PG: How can readers get involved?
KS: So many ways! First, for folks within a few hours of CAS, our annual Shindig is coming up on June 13: a day of music (Roulette Sisters, Acoustic Medicine Show, and several more performers), hayrides, tours, talks, auctions, and this year, food, food, food! Cooking workshops, cooking demos, free recipes, and great vegan food to eat! It's 10 to 6, rain or shine. Second, we're halfway through an extraordinary matching campaign that will enable us to expand our emergency rescue program by purchasing an additional forty acres, building more barns and shelters, and hiring more animal care staff, and that will also help us expand Camp Kindness by building dormitories to open up the camp to kids from anywhere in the world. We've got until December 31 to raise a million dollars, and any donation in any amount in any form (outright donation, Sanctuary membership, purchases from our on-line store, animal sponsorships, etc.) will be matched. It's truly a once-in-a-lifetime opportunity to expand our impact to help more animals and reach more people with our message of compassion through diet.

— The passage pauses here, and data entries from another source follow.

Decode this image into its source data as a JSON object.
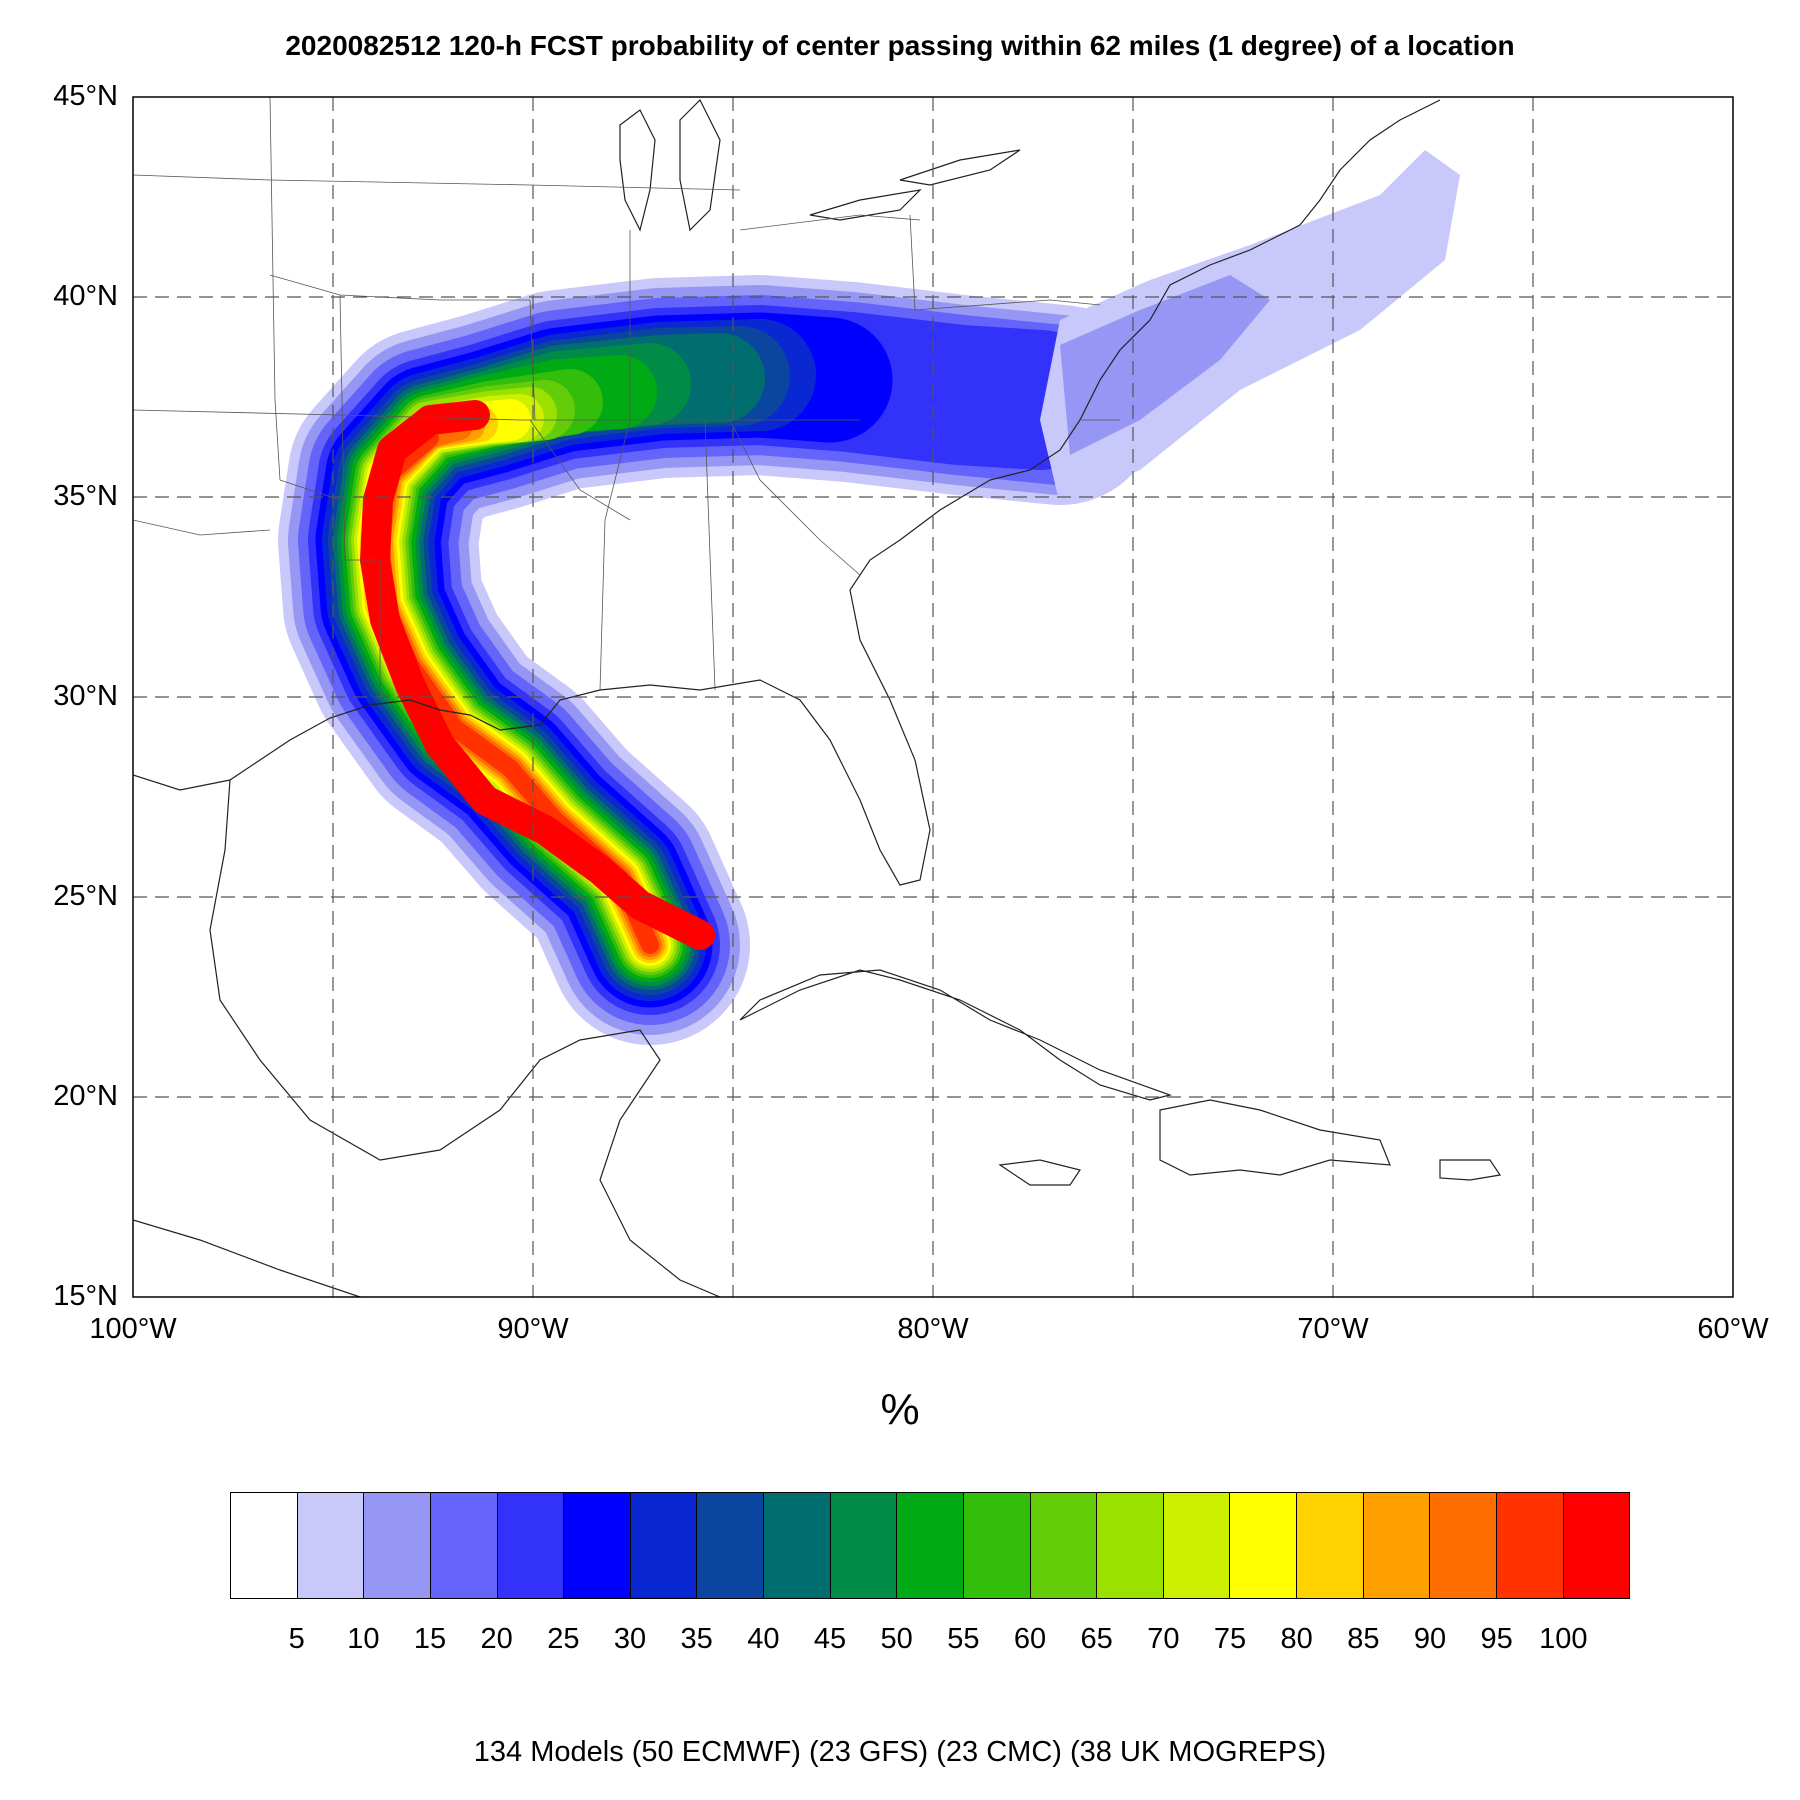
{
  "title": "2020082512 120-h FCST probability of center passing within 62 miles (1 degree) of a location",
  "map": {
    "lon_range": [
      -100,
      -60
    ],
    "lat_range": [
      15,
      45
    ],
    "gridlines": "dashed",
    "lat_labels": [
      "45°N",
      "40°N",
      "35°N",
      "30°N",
      "25°N",
      "20°N",
      "15°N"
    ],
    "lon_labels": [
      "100°W",
      "90°W",
      "80°W",
      "70°W",
      "60°W"
    ]
  },
  "unit_label": "%",
  "colorbar": {
    "colors": [
      "#ffffff",
      "#c8c8fa",
      "#9696f5",
      "#6464fa",
      "#3232fa",
      "#0000ff",
      "#0a28d2",
      "#0a46a0",
      "#006e6e",
      "#008c46",
      "#00aa14",
      "#32be0a",
      "#64cd0a",
      "#9be100",
      "#cdf000",
      "#ffff00",
      "#ffd200",
      "#ffa000",
      "#ff6e00",
      "#ff3200",
      "#ff0000"
    ],
    "ticks": [
      "5",
      "10",
      "15",
      "20",
      "25",
      "30",
      "35",
      "40",
      "45",
      "50",
      "55",
      "60",
      "65",
      "70",
      "75",
      "80",
      "85",
      "90",
      "95",
      "100"
    ]
  },
  "footer": "134 Models (50 ECMWF) (23 GFS) (23 CMC) (38 UK MOGREPS)"
}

That's a great way for folks to get involved! Third: we need more folks to help spread the word about the work of CAS. Bloggers to write about our work, our program, our books, folks to spread the word to their Facebook friends
PG: Any words of advice to anyone wanting to make a change?
KS: Life is short. Find what makes you happy, go after it single-mindedly, and then share that happiness with others. At the end of the day, that's all that really matters.